Rezension - "Eisige Schwestern" - S.K. Tremayne

0 Kommentare | Hinterlasse ein Kommentar
Hallo ihr Lieben,

heute möchte ich euch "Eisige Schwestern" vorstellen. Ich hab das Buch vor wenigen Minuten beendet und meine Eindrücke sind noch ganz frisch. Viel Spaß!

Über das Buch:


Titel: Eisige Schwestern
Autor: S.K. Tremayne
Seitenanzahl: 400
Verlag: Droemer Knaur Verlag
Preis: 9,99€ (Taschenbuch)
ISBN: 978-3-426-51635-5





Inhalt:

Ein Jahr nachdem die sechsjährige Lydia durch einen tragischen Unfall ums Leben kam, sind ihre Eltern Sarah und Angus psychisch am Ende.

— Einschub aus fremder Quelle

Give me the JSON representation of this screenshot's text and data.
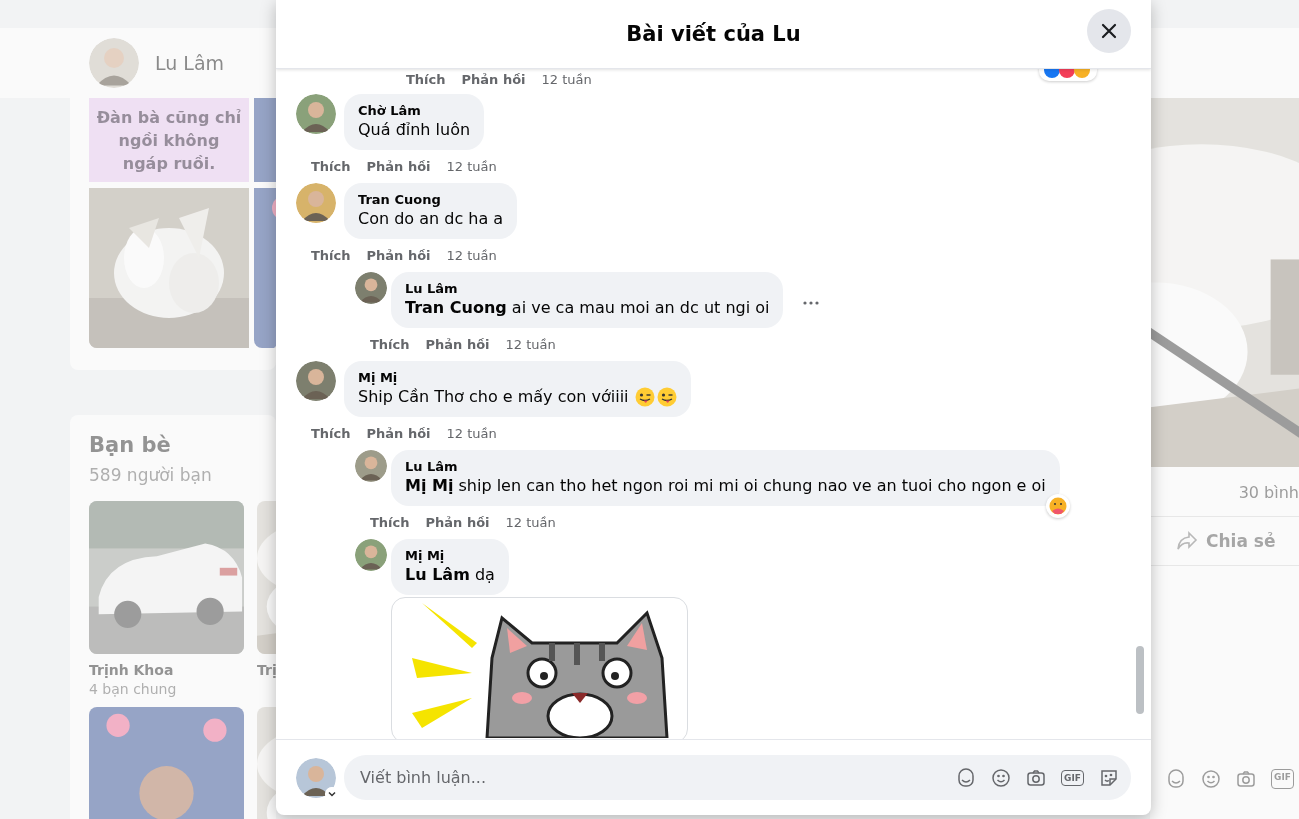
{
  "background": {
    "profile": {
      "name": "Lu Lâm"
    },
    "photos_card": {
      "quote": "Đàn bà cũng chỉ ngồi không ngáp ruồi."
    },
    "friends": {
      "title": "Bạn bè",
      "count": "589 người bạn",
      "items": [
        {
          "name": "Trịnh Khoa",
          "mutual": "4 bạn chung"
        },
        {
          "name": "Trị"
        }
      ]
    },
    "post": {
      "comment_count": "30 bình",
      "share": "Chia sẻ",
      "gif_label": "GIF"
    }
  },
  "modal": {
    "title": "Bài viết của Lu",
    "top_actions": {
      "like": "Thích",
      "reply": "Phản hồi",
      "time": "12 tuần"
    },
    "comments": [
      {
        "author": "Chờ Lâm",
        "text": "Quá đỉnh luôn",
        "actions": {
          "like": "Thích",
          "reply": "Phản hồi",
          "time": "12 tuần"
        }
      },
      {
        "author": "Tran Cuong",
        "text": "Con do an dc ha a",
        "actions": {
          "like": "Thích",
          "reply": "Phản hồi",
          "time": "12 tuần"
        },
        "children": [
          {
            "author": "Lu Lâm",
            "text": "**Tran Cuong** ai ve ca mau moi an dc ut ngi oi",
            "show_more": true,
            "actions": {
              "like": "Thích",
              "reply": "Phản hồi",
              "time": "12 tuần"
            }
          }
        ]
      },
      {
        "author": "Mị Mị",
        "text": "Ship Cần Thơ cho e mấy con vớiiii",
        "has_emoji": true,
        "actions": {
          "like": "Thích",
          "reply": "Phản hồi",
          "time": "12 tuần"
        },
        "children": [
          {
            "author": "Lu Lâm",
            "text": "**Mị Mị** ship len can tho het ngon roi mi mi oi chung nao ve an tuoi cho ngon e oi",
            "reacted": true,
            "actions": {
              "like": "Thích",
              "reply": "Phản hồi",
              "time": "12 tuần"
            }
          },
          {
            "author": "Mị Mị",
            "text": "**Lu Lâm** dạ",
            "sticker": true
          }
        ]
      }
    ],
    "composer": {
      "placeholder": "Viết bình luận...",
      "gif_label": "GIF"
    }
  }
}
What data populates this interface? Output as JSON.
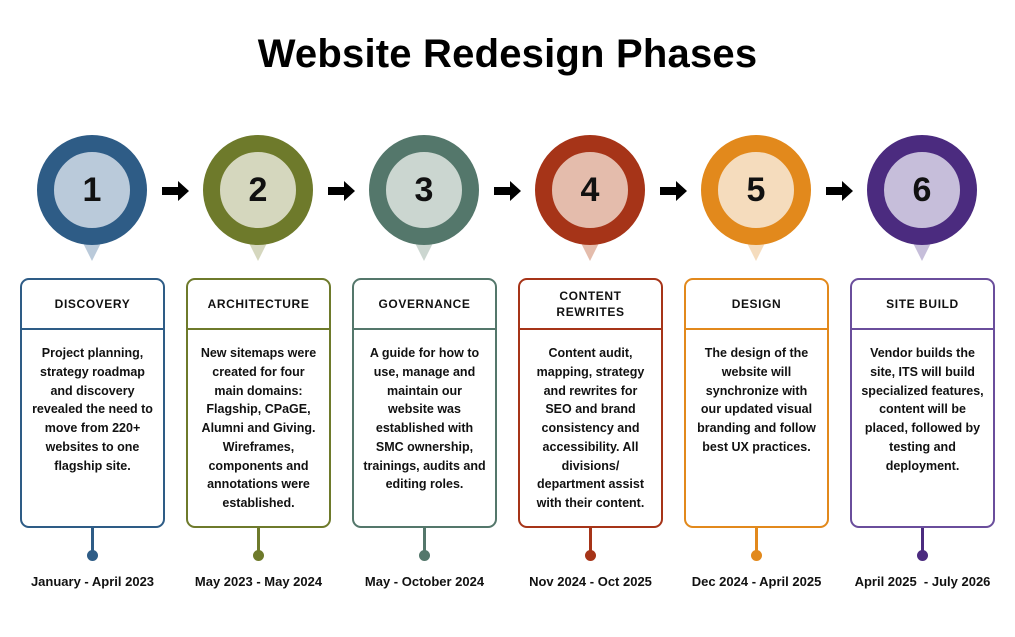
{
  "page": {
    "title": "Website Redesign Phases",
    "background": "#ffffff"
  },
  "arrow_icon_name": "arrow-right-icon",
  "phases": [
    {
      "number": "1",
      "header": "DISCOVERY",
      "body": "Project planning, strategy roadmap and discovery revealed the need to move from 220+ websites to one flagship site.",
      "date": "January - April 2023",
      "ring_color": "#2E5C86",
      "fill_color": "#BACADA",
      "border_color": "#2E5C86",
      "dot_color": "#2E5C86"
    },
    {
      "number": "2",
      "header": "ARCHITECTURE",
      "body": "New sitemaps were created for four main domains: Flagship, CPaGE, Alumni and Giving. Wireframes, components and annotations were established.",
      "date": "May 2023 - May 2024",
      "ring_color": "#6E7A2B",
      "fill_color": "#D5D7BE",
      "border_color": "#6E7A2B",
      "dot_color": "#6E7A2B"
    },
    {
      "number": "3",
      "header": "GOVERNANCE",
      "body": "A guide for how to use, manage and maintain our website was established with SMC ownership, trainings, audits and editing roles.",
      "date": "May - October 2024",
      "ring_color": "#54776B",
      "fill_color": "#CBD6D0",
      "border_color": "#54776B",
      "dot_color": "#54776B"
    },
    {
      "number": "4",
      "header": "CONTENT REWRITES",
      "body": "Content audit, mapping, strategy and rewrites for SEO and brand consistency and accessibility. All divisions/ department assist with their content.",
      "date": "Nov 2024 - Oct 2025",
      "ring_color": "#A63418",
      "fill_color": "#E4BCAC",
      "border_color": "#A63418",
      "dot_color": "#A63418"
    },
    {
      "number": "5",
      "header": "DESIGN",
      "body": "The design of the website will synchronize with our updated visual branding and follow best UX practices.",
      "date": "Dec 2024 - April 2025",
      "ring_color": "#E2891C",
      "fill_color": "#F5DCBD",
      "border_color": "#E2891C",
      "dot_color": "#E2891C"
    },
    {
      "number": "6",
      "header": "SITE BUILD",
      "body": "Vendor builds the site, ITS will build specialized features, content will be placed, followed by testing and deployment.",
      "date": "April 2025  - July 2026",
      "ring_color": "#4B2B7F",
      "fill_color": "#C6BEDA",
      "border_color": "#6A4E9C",
      "dot_color": "#4B2B7F"
    }
  ]
}
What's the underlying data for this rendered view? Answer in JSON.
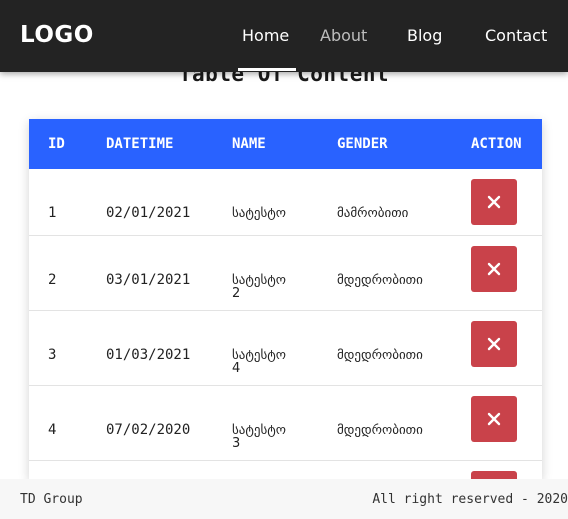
{
  "nav": {
    "logo": "LOGO",
    "links": [
      "Home",
      "About",
      "Blog",
      "Contact"
    ],
    "active": "Home"
  },
  "page": {
    "title": "Table Of Content"
  },
  "table": {
    "headers": [
      "ID",
      "DATETIME",
      "NAME",
      "GENDER",
      "ACTION"
    ],
    "rows": [
      {
        "id": "1",
        "datetime": "02/01/2021",
        "name_line1": "სატესტო",
        "name_line2": "",
        "gender": "მამრობითი"
      },
      {
        "id": "2",
        "datetime": "03/01/2021",
        "name_line1": "სატესტო",
        "name_line2": "2",
        "gender": "მდედრობითი"
      },
      {
        "id": "3",
        "datetime": "01/03/2021",
        "name_line1": "სატესტო",
        "name_line2": "4",
        "gender": "მდედრობითი"
      },
      {
        "id": "4",
        "datetime": "07/02/2020",
        "name_line1": "სატესტო",
        "name_line2": "3",
        "gender": "მდედრობითი"
      }
    ],
    "action_icon": "close-icon"
  },
  "footer": {
    "left": "TD Group",
    "right": "All right reserved - 2020"
  },
  "colors": {
    "navbar": "#232323",
    "header": "#2962ff",
    "delete": "#c9424a"
  }
}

Um neu anzufangen, ziehen sie zusammen mit Lydias Zwillingsschwester Kirstie auf eine atemberaubend schöne Privatinsel der schottischen Hebriden. Doch auch finden sie keine Ruhe. Kriste behauptet steif und fest, sie sei in Wirklichkeit Lydia, die Eltern hätten den falschen Zwilling beerdigt.
Bald hüllen Winternebel die Insel ein, Angus ist beruflich oft abwesend und bei Sarah schleicht sich das unheimliche Gefühl ein, etwas stimme nicht. Zunehmend fragt sie sich, welches ihrer Mädchen lebt. Als ein heftiger Sturm aufzieht, sind Sarah und Kirstie komplett isoliert und den Geistern der Vergangenheit ausgeliefert,

Meine Meinung;

Sarah und Angus sind ein Ehepaar aus London. Ihr Leben scheint perfekt, bis zu dem tragischen Unfall eines ihrer Zwillingsmädchen: Lydia.
Nach einer tiefen Phase der Trauer, beschließt das Paar ihren Sorgen, vor allem ihren Geldsorgen, den Rücken zu kehren um mit ihrer zweiten Tochter Kirstie auf eine kleine geerbte Privatinsel zu ziehen. Sie hoffen, dass sie dort gemeinsam von neuem Starten können.
Kurz vor dem Umzug jedoch, behauptet Kirstie , sie sei Lydia. Und die Geschichte um Schuld, verzerrte und gegensätzliche Wahrnehmungen beginnt.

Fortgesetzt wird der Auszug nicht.